CSA 2008, Week Thirteen.

It’s hard to believe summer is almost over, especially since our CSA box has been steadily growing, all but inundating the fridge with its contents.  In fact, I emptied the CSA produce out of the fridge just to see the difference its removal made, and Keith said, “It looks like there’s no food in here.”

This week’s box consisted of the following:

  • Beets
  • Carrots
  • Garden Peach tomatoes
  • Garlic
  • Hot pepper
  • Kale
  • Parsley
  • Onions
  • “Regular” tomatoes
  • Spicy salad mix
  • Sungold cherry tomatoes
  • Watermelon (which was out of the box, if you want to get into specifics.)

I needed to put together a super-fast dinner for Keith and me; it had to get on to the table in fifteen minutes or less.  I had just read an article on CookThink about boiling garlic for pasta; since I had several heads, I decided I would use them all.  Though the CookThink piece indicates the use of unpeeled cloves, I threw in my cloves unpeeled, along with some gemelli.  While the pasta boiled, I halved each of the tiny Sungolds; after I strained the gemelli, I picked out the cloves, which I then mashed into two tablespoons of melted butter.  I tossed everything together — pasta, raw Sungolds, garlic-butter — and added some Parmesan.  Had I any fresh herbs (sage, maybe, or even thyme) I would have given them a rough chop and added them to the mix.  As it was, everything came together nicely for a quick, light dinner, and I’m pleased to say that it took precisely fifteen minutes.  Not bad at all.

CSA 2008, Week Ten.

Keith and I came back from our Maine trip very late Tuesday evening, but before we could go home, we first had to detour over to North Cambridge and pick up our CSA box. Even though I knew I wasn’t going to be cooking straightaway — my priorities were unloading the car, washing up and getting in bed — I wanted to have all of my produce lined up and ready to go for dinner the following evening. Our box was absolutely stuffed with the following:

  • Beets
  • Cabbage
  • Cucumber
  • Fennel
  • Garlic
  • Lettuce
  • Onions
  • Parsley
  • Peppers
  • Potatoes
  • Salad greens (a mix of spicy and regular salad greens)

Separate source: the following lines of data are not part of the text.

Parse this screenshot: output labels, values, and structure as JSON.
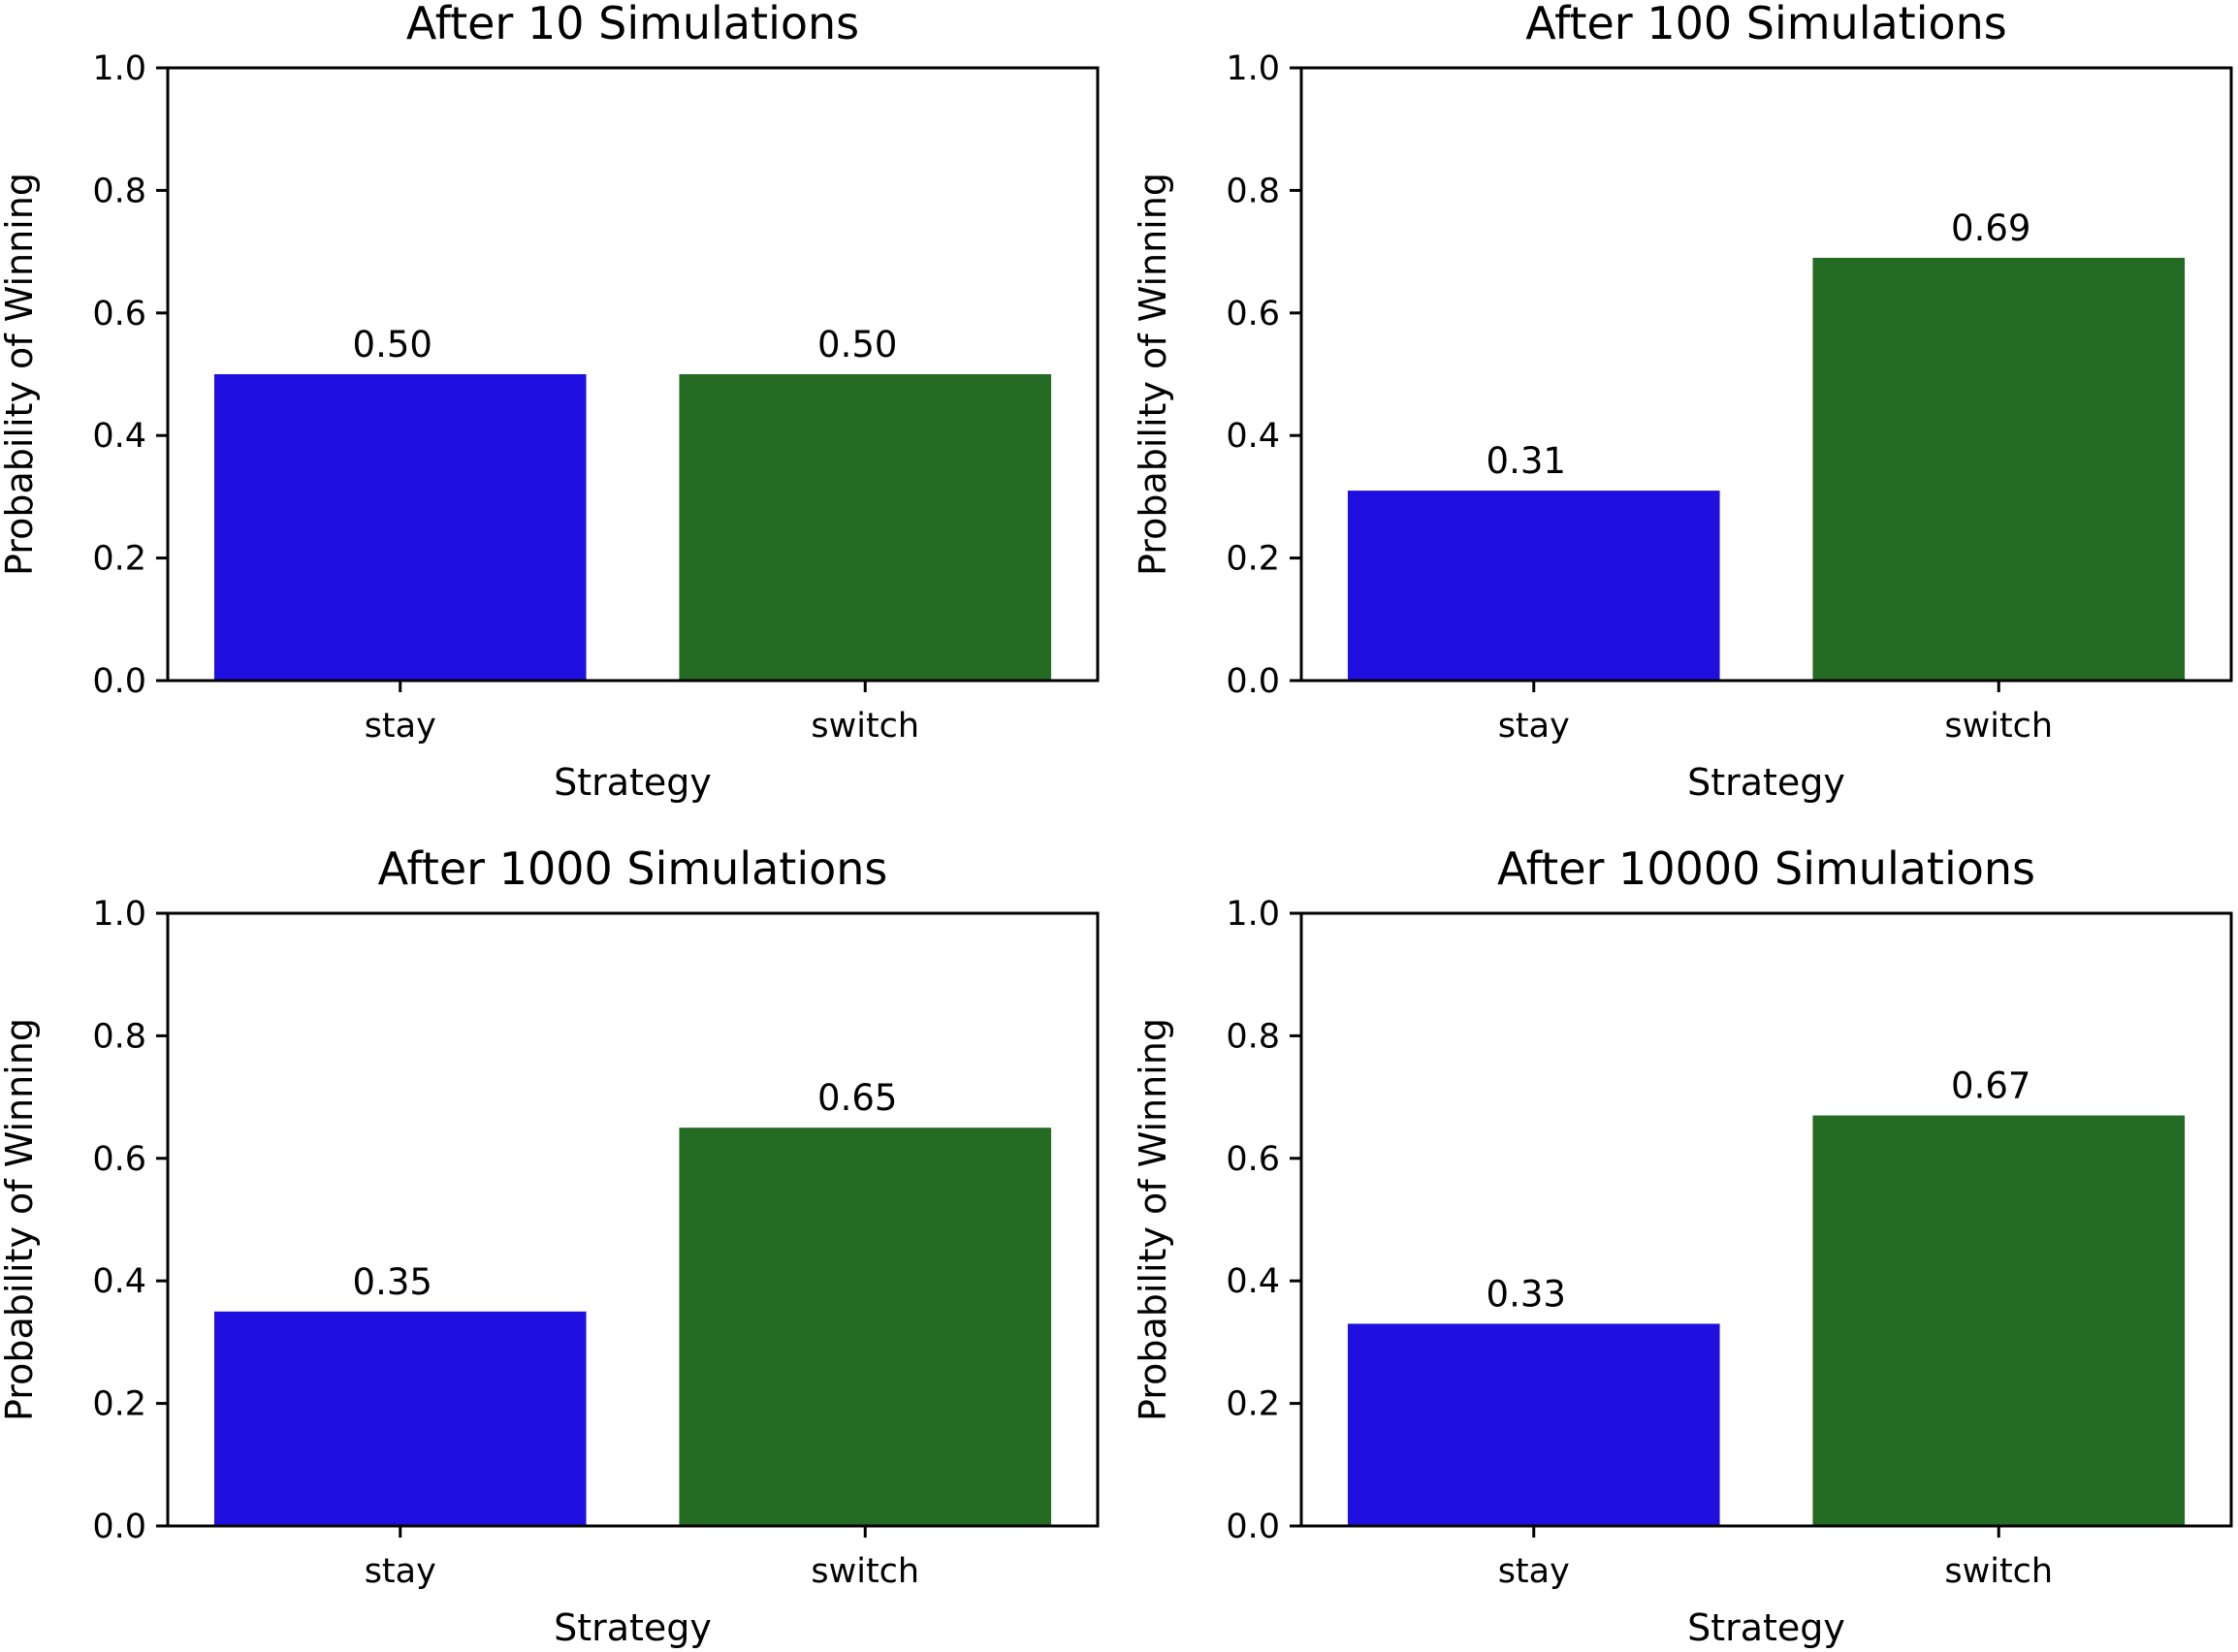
{
  "chart_data": [
    {
      "type": "bar",
      "title": "After 10 Simulations",
      "xlabel": "Strategy",
      "ylabel": "Probability of Winning",
      "categories": [
        "stay",
        "switch"
      ],
      "values": [
        0.5,
        0.5
      ],
      "value_labels": [
        "0.50",
        "0.50"
      ],
      "colors": [
        "#1f0fe0",
        "#246b24"
      ],
      "ylim": [
        0,
        1.0
      ],
      "yticks": [
        "0.0",
        "0.2",
        "0.4",
        "0.6",
        "0.8",
        "1.0"
      ],
      "grid": false
    },
    {
      "type": "bar",
      "title": "After 100 Simulations",
      "xlabel": "Strategy",
      "ylabel": "Probability of Winning",
      "categories": [
        "stay",
        "switch"
      ],
      "values": [
        0.31,
        0.69
      ],
      "value_labels": [
        "0.31",
        "0.69"
      ],
      "colors": [
        "#1f0fe0",
        "#246b24"
      ],
      "ylim": [
        0,
        1.0
      ],
      "yticks": [
        "0.0",
        "0.2",
        "0.4",
        "0.6",
        "0.8",
        "1.0"
      ],
      "grid": false
    },
    {
      "type": "bar",
      "title": "After 1000 Simulations",
      "xlabel": "Strategy",
      "ylabel": "Probability of Winning",
      "categories": [
        "stay",
        "switch"
      ],
      "values": [
        0.35,
        0.65
      ],
      "value_labels": [
        "0.35",
        "0.65"
      ],
      "colors": [
        "#1f0fe0",
        "#246b24"
      ],
      "ylim": [
        0,
        1.0
      ],
      "yticks": [
        "0.0",
        "0.2",
        "0.4",
        "0.6",
        "0.8",
        "1.0"
      ],
      "grid": false
    },
    {
      "type": "bar",
      "title": "After 10000 Simulations",
      "xlabel": "Strategy",
      "ylabel": "Probability of Winning",
      "categories": [
        "stay",
        "switch"
      ],
      "values": [
        0.33,
        0.67
      ],
      "value_labels": [
        "0.33",
        "0.67"
      ],
      "colors": [
        "#1f0fe0",
        "#246b24"
      ],
      "ylim": [
        0,
        1.0
      ],
      "yticks": [
        "0.0",
        "0.2",
        "0.4",
        "0.6",
        "0.8",
        "1.0"
      ],
      "grid": false
    }
  ]
}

Like I always do, I made sure to put the lettuce, cabbage and salad greens to use first, but this time around I felt like trying to incorporate more into the salad than my usual suspects. I’ve recently become intrigued with Cookthink‘s recipe search tool, so I decided I’d punch in some of my other vegetables to see what came up. The results are below; though Cookthink’s recipe suggests eating the beets and fennel on their own, I tossed everything with my combination of salad mix, cabbage and lettuce, along with some soft goat cheese crumbles and was extremely pleased with the results. If I were to make it again (something I am sure that I will do) I’ll most likely throw the fennel and beets with a mild green like mâche or even baby spinach, but considering that I was trying to make do exclusively with what I received from The Food Project, I think it was still a success.

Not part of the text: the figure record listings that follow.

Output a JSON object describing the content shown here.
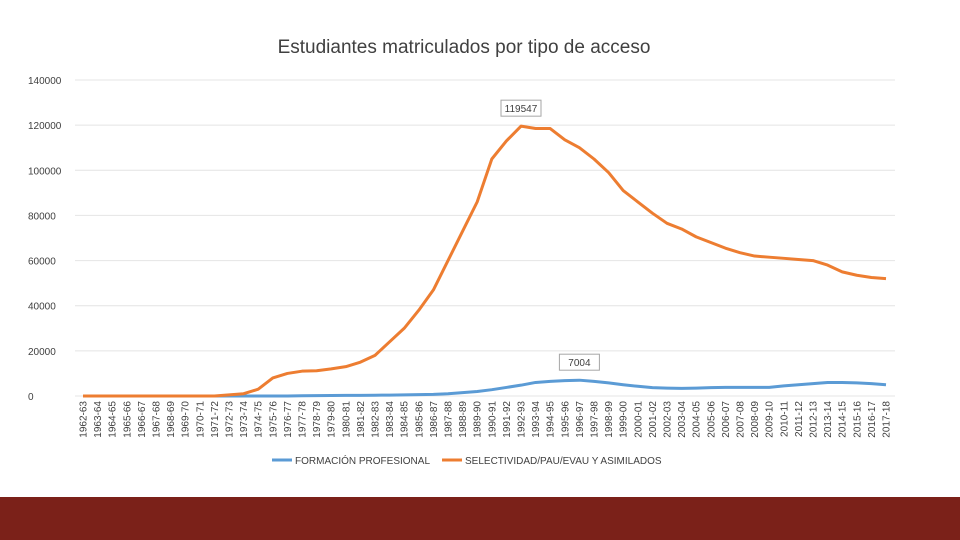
{
  "chart_data": {
    "type": "line",
    "title": "Estudiantes matriculados por tipo de acceso",
    "categories": [
      "1962-63",
      "1963-64",
      "1964-65",
      "1965-66",
      "1966-67",
      "1967-68",
      "1968-69",
      "1969-70",
      "1970-71",
      "1971-72",
      "1972-73",
      "1973-74",
      "1974-75",
      "1975-76",
      "1976-77",
      "1977-78",
      "1978-79",
      "1979-80",
      "1980-81",
      "1981-82",
      "1982-83",
      "1983-84",
      "1984-85",
      "1985-86",
      "1986-87",
      "1987-88",
      "1988-89",
      "1989-90",
      "1990-91",
      "1991-92",
      "1992-93",
      "1993-94",
      "1994-95",
      "1995-96",
      "1996-97",
      "1997-98",
      "1998-99",
      "1999-00",
      "2000-01",
      "2001-02",
      "2002-03",
      "2003-04",
      "2004-05",
      "2005-06",
      "2006-07",
      "2007-08",
      "2008-09",
      "2009-10",
      "2010-11",
      "2011-12",
      "2012-13",
      "2013-14",
      "2014-15",
      "2015-16",
      "2016-17",
      "2017-18"
    ],
    "series": [
      {
        "name": "FORMACIÓN PROFESIONAL",
        "color": "#5b9bd5",
        "data_labels": [
          34
        ],
        "values": [
          0,
          0,
          0,
          0,
          0,
          0,
          0,
          0,
          0,
          0,
          0,
          0,
          0,
          0,
          0,
          100,
          150,
          200,
          250,
          300,
          350,
          400,
          500,
          600,
          700,
          1000,
          1500,
          2000,
          2800,
          3800,
          4800,
          6000,
          6500,
          6800,
          7004,
          6500,
          5800,
          5000,
          4300,
          3700,
          3500,
          3400,
          3500,
          3700,
          3800,
          3800,
          3800,
          3800,
          4500,
          5000,
          5500,
          6000,
          6000,
          5800,
          5500,
          5000
        ]
      },
      {
        "name": "SELECTIVIDAD/PAU/EVAU Y ASIMILADOS",
        "color": "#ed7d31",
        "data_labels": [
          30
        ],
        "values": [
          0,
          0,
          0,
          0,
          0,
          0,
          0,
          0,
          0,
          0,
          500,
          1000,
          3000,
          8000,
          10000,
          11000,
          11200,
          12000,
          13000,
          15000,
          18000,
          24000,
          30000,
          38000,
          47000,
          60000,
          73000,
          86000,
          105000,
          113000,
          119547,
          118500,
          118500,
          113500,
          110000,
          105000,
          99000,
          91000,
          86000,
          81000,
          76500,
          74000,
          70500,
          68000,
          65500,
          63500,
          62000,
          61500,
          61000,
          60500,
          60000,
          58000,
          55000,
          53500,
          52500,
          52000
        ]
      }
    ],
    "ylim": [
      0,
      140000
    ],
    "yticks": [
      0,
      20000,
      40000,
      60000,
      80000,
      100000,
      120000,
      140000
    ],
    "grid": true,
    "legend": "bottom"
  }
}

Fennel and Roasted Beet Salad, from Cookthink
Makes two to four portions.

4 medium beets
2 medium bulbs fennel, thinly sliced
2 tablespoons fresh lemon juice
1 tablespoon honey
4 tablespoons olive oil
salt and pepper

  1. Preheat the oven to 375˚ and put a baking sheet on the middle rack to warm. Trim all but an inch or so of the beets’ stems. Put the beets on the baking sheet and roast until a knife easily pierces them all the way through, thirty to forty-five minutes (depending on their size). Remove them to a plate to cool. When they’re cool enough to handle, use a paper towel to scrape off the skins. Cut the peeled beets into thin slices.
  2. Slice the fennel and combine the beets and fennel in a large bowl. In a small bowl, whisk together the lemon juice, honey, olive oil and a sprinkling of salt and pepper. Drizzle the vinaigrette over the vegetables a little at a time until the salad is coated but not drenched. Add more salt and pepper to taste.